Why House of Lords reform actually matters to Merseyside
Politicians are conning the public again. Hopefully the public won't fall for it this time.
Parliament is starting to embark on the task of reforming the House of Lords but already politicians are claiming that this is "arcane" and that people don't care about the issue. That is probably code for them not wanting people to care about the issue.
Just remember that the people saying this (MPs) are the same people that often get to retire to the House of Lords - the most exclusive club in Britain.
92 of its members are hereditary peers. They get to make laws that affect everyone in this country because of who their parents were.
Reform started 100 years ago but somehow MPs never seem to get round to finishing it off before they can benefit from the way it is appointed.
Now the British Establishment claim it isn't urgent, it doesn't matter and if it ain't broke don't fix it. Many of them say all that from the House of Lords. It is all for our own good though and not because they want to stay there. Honest.

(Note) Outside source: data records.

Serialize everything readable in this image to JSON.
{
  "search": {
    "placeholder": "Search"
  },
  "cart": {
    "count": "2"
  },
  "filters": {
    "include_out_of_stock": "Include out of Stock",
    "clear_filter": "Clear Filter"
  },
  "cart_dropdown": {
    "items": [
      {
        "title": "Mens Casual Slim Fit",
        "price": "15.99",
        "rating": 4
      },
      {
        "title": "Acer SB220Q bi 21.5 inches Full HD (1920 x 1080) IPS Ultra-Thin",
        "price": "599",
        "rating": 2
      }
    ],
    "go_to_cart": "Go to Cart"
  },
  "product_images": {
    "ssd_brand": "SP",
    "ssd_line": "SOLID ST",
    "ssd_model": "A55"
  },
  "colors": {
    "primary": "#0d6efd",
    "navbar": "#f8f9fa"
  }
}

Dealing with each of those claims in turn I turn first to the claim that it isn't urgent. Leaving aside the fact that this has been an issue for a century, if it isn't urgent then why did all three parties say they would make the House of Lords wholly or largely elected in their manifestos in 2010? The Liberal Democrats have taken criticism for not being able to get our tuition fees policy through despite being the only party to promise it but when all three parties have agreed surely that should go through Parliament easily. Unless they never intending.
Now turning to the idea that it doesn't matter. To Liverpool and Merseyside it really does. Peers are based in London. They are generally Lords of somewhere but most of them don't live outside the South. There are many peers who are Lords of somewhere in Merseyside but they don't all live here. In fact most of them don't with some notable exceptions. So London has many champions in the 800 member Lords but the big Northern cities have relatively few. I should probably mention that there are more Lords than MPs so the majority of the people who make our laws aren't elected - some democracy! So Merseyside loses out. Again.
Finally the idea that if it ain't broke don't fix it. It is broke. The argument that it is full of experts is false as someone who leaves a profession to become a working peer will inevitably start to lose touch with that profession. Plus certain professions do better than others. There are many lawyers in the House of Lords but not many window cleaners. Plenty of businessmen (and they are usually men) but not a lot of people from the shopfloor. The House of Lords is broken, it isn't representative of Britain and in 2012 we really should be electing all the people who sit in Parliament.
So next time you read about someone claiming that the House of Lords doesn't need reform ask yourself whether they are part of the group that can get in. Like an MP. Or a friend of the Prime Minister. Or a very rich businessman.
Next think about if you are part of a group that is not well represented there. Like a young person. Or a woman. Or a retail worker.
This does matter to places like Liverpool, it is urgent that we take this once in a century opportunity and it does need fixing.